Fri 8th Jan 2010 | Money & Finance

UEFA is in the process of formalising regulations that stipulate that football clubs cannot continue to report losses after getting big financial backers and is said to be thinking in terms of a three and half year time frame for breaking even. Chelsea and Manchester City may well have to worry about being excluded from the Champions League if they do not recoup from the big losses, totaling over £130m, that they both announced in the last week. The Guardian reports that UEFA is thinking in terms of having the regulations in place for the 2013-2014 season and this is an effort to give the clubs a "soft landing." 

UEFA proposed regulations are a direct effect of the remarks made by Michel Platini in August about the financial plans of football clubs. He said, "If a club gets a lot of money or subsidies from a big backer and is still in deficit in two years then it is a problem and we don't want that." The European Club Association (ECA) has approved Platini's proposal and UEFA is basing its financial fair play rules of the same proposal. So, clubs who do not comply with this will not be allowed to participate in major competitions. "There needs to be a business model for breaking even within three and a half years. The deadline is what it is and we will stick to it; we have tremendous support from the clubs."

This will need some big changes in the clubs as Ron Gourlay of Chelsea has spoken of breaking even as an aspiration rather than having a specific deadline for it. UEFA is sounding enthusiastic about enforcing the rules although it will be tough to take action against big revenue-producing clubs such as Chelsea and Manchester City.

Manchester City owner Sheikh Mansour bin Zayed al-Nahyan's move of converting his interest-free loans to the club into equity in this last week may be significant in the face of these proposed regulations. His move has amounted to his writing off almost £400m of the club's debts. The announcement yesterday that the club had net losses of £92.6m in the first year with Mansour was tempered by this announcement of his having turned loans into shares. It has been a strong statement of his commitment.

If the Abu Dhabi owner of Manchester City walks away from the club, the Eastlands organisations is not left responsible for vast sums although there is a £40 million bank facility still in the accounts. But £40m is debt is likely to look a lot better than a £440m debt to commercial investors should the club need the investment.

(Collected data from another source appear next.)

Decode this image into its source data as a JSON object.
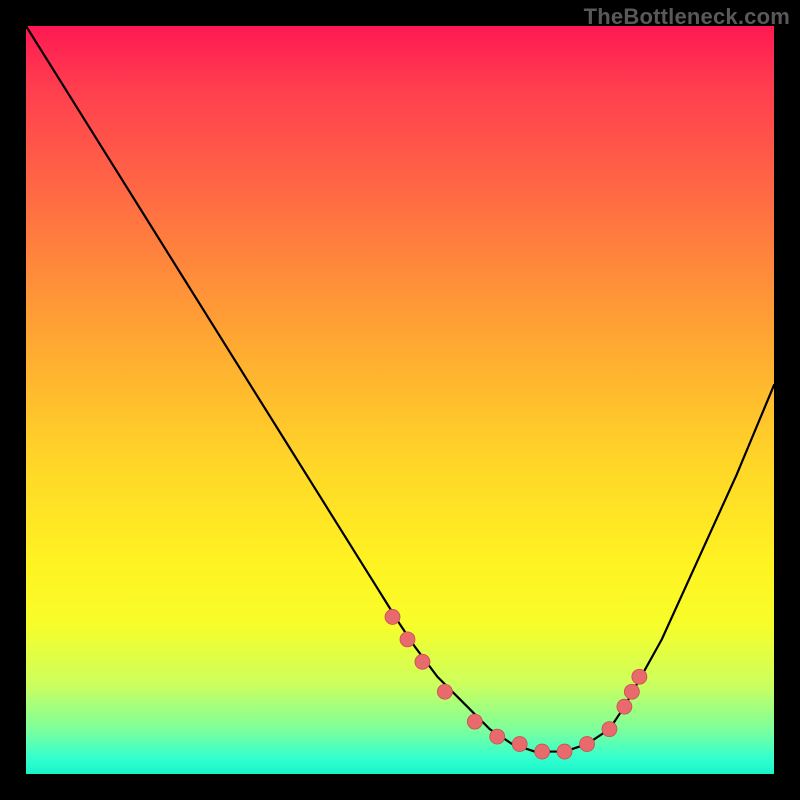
{
  "watermark": "TheBottleneck.com",
  "chart_data": {
    "type": "line",
    "title": "",
    "xlabel": "",
    "ylabel": "",
    "xlim": [
      0,
      100
    ],
    "ylim": [
      0,
      100
    ],
    "curve": {
      "x": [
        0,
        5,
        10,
        15,
        20,
        25,
        30,
        35,
        40,
        45,
        50,
        52,
        55,
        58,
        60,
        62,
        65,
        68,
        70,
        72,
        75,
        78,
        80,
        85,
        90,
        95,
        100
      ],
      "y": [
        100,
        92,
        84,
        76,
        68,
        60,
        52,
        44,
        36,
        28,
        20,
        17,
        13,
        10,
        8,
        6,
        4,
        3,
        3,
        3,
        4,
        6,
        9,
        18,
        29,
        40,
        52
      ]
    },
    "marked_points": {
      "x": [
        49,
        51,
        53,
        56,
        60,
        63,
        66,
        69,
        72,
        75,
        78,
        80,
        81,
        82
      ],
      "y": [
        21,
        18,
        15,
        11,
        7,
        5,
        4,
        3,
        3,
        4,
        6,
        9,
        11,
        13
      ]
    }
  }
}
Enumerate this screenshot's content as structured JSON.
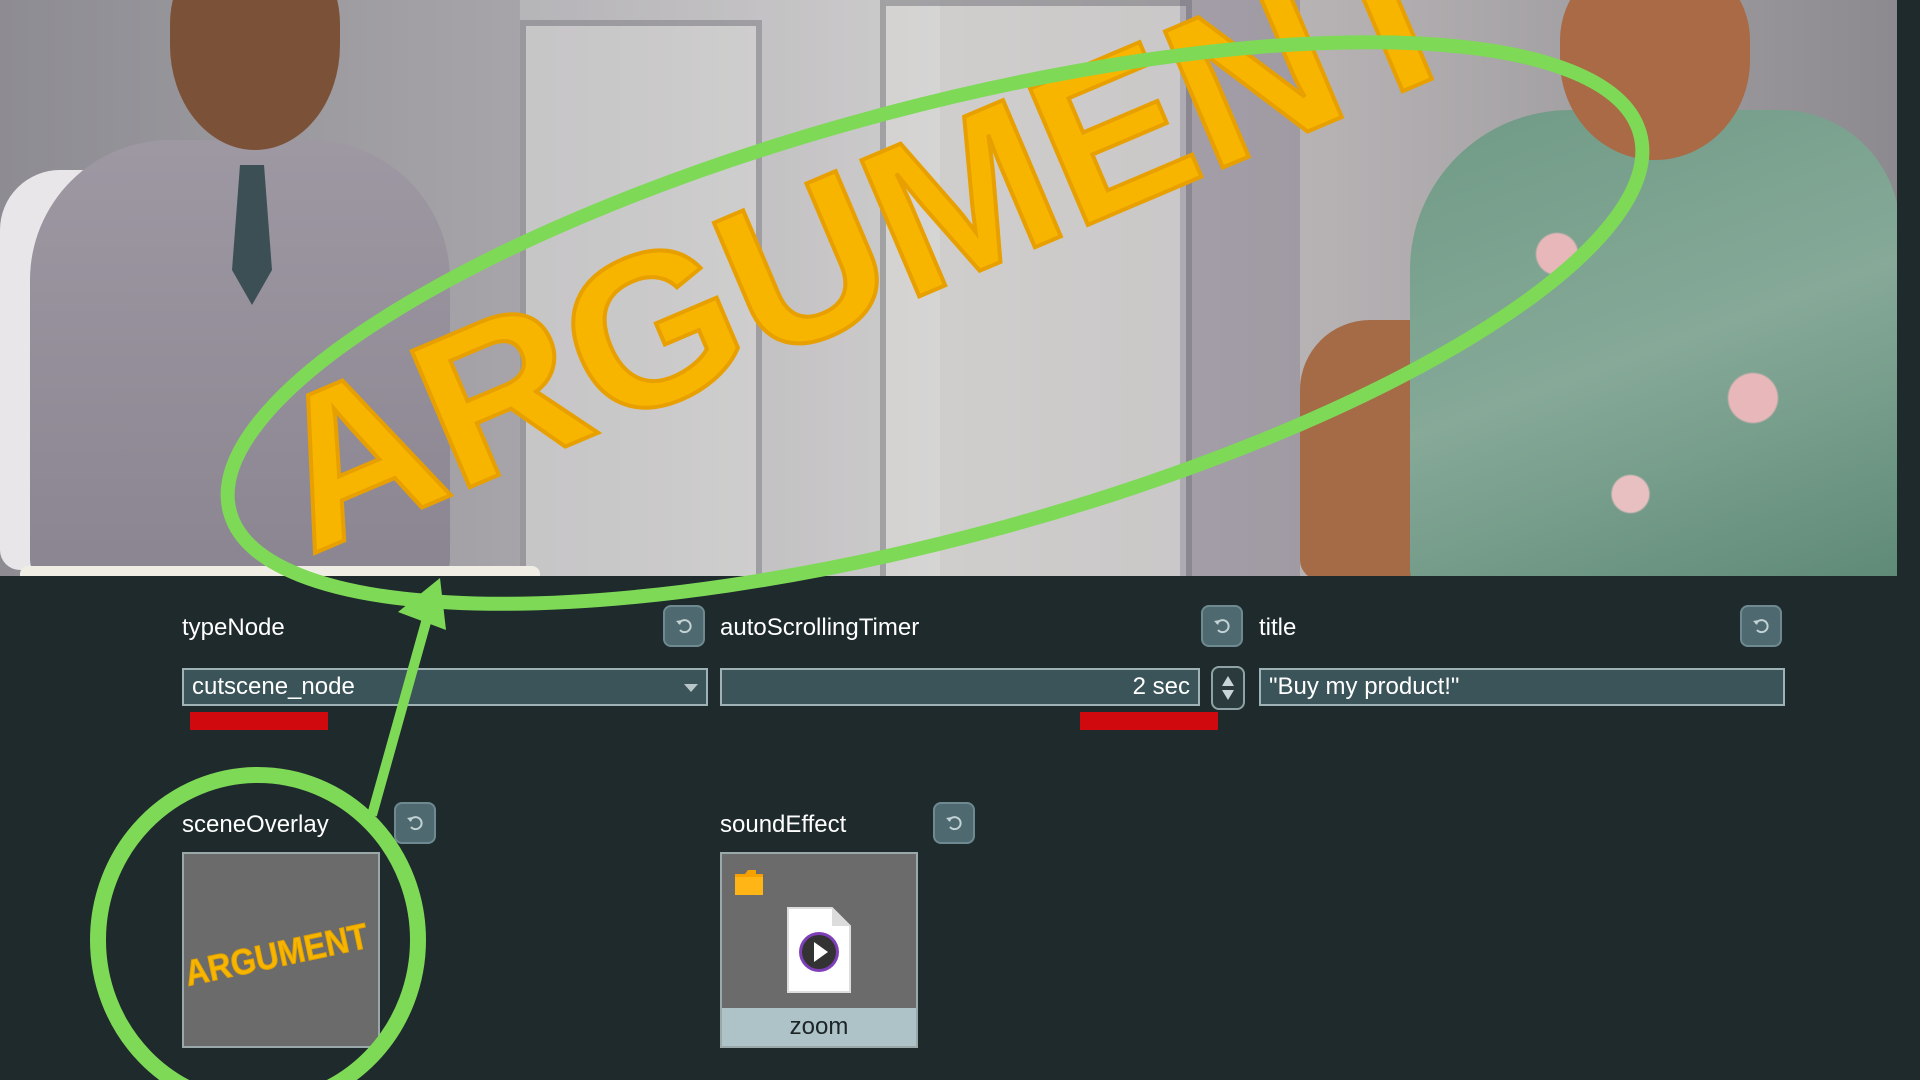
{
  "scene": {
    "banner_text": "ARGUMENT"
  },
  "fields": {
    "type_node": {
      "label": "typeNode",
      "value": "cutscene_node"
    },
    "auto_scrolling_timer": {
      "label": "autoScrollingTimer",
      "value": "2 sec"
    },
    "title": {
      "label": "title",
      "value": "\"Buy my product!\""
    },
    "scene_overlay": {
      "label": "sceneOverlay",
      "thumbnail_text": "ARGUMENT"
    },
    "sound_effect": {
      "label": "soundEffect",
      "file_name": "zoom"
    }
  },
  "colors": {
    "panel_bg": "#1e2a2c",
    "field_bg": "#3b5459",
    "accent_green": "#7ed957",
    "banner_yellow": "#f7b500",
    "error_red": "#d0090f"
  },
  "icons": [
    "revert-icon",
    "chevron-down-icon",
    "spinner-arrows-icon",
    "folder-icon",
    "audio-file-icon"
  ]
}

According to the Telegraph, It is important to remember that the club is still very dependent on Mansour in that Manchester City's wage bill made their operating expenses exceed the £87m turn over last year and without the owner's help this gap could not have been bridged. While Manchester City's overall finances are probably in better place than the Glazer family-owned Manchester United, the latter is able to make wage payments from revenue even though the operating profit is going for loan interest payments. The Glazer family is looking to refinance the £699m debt through a bond issue.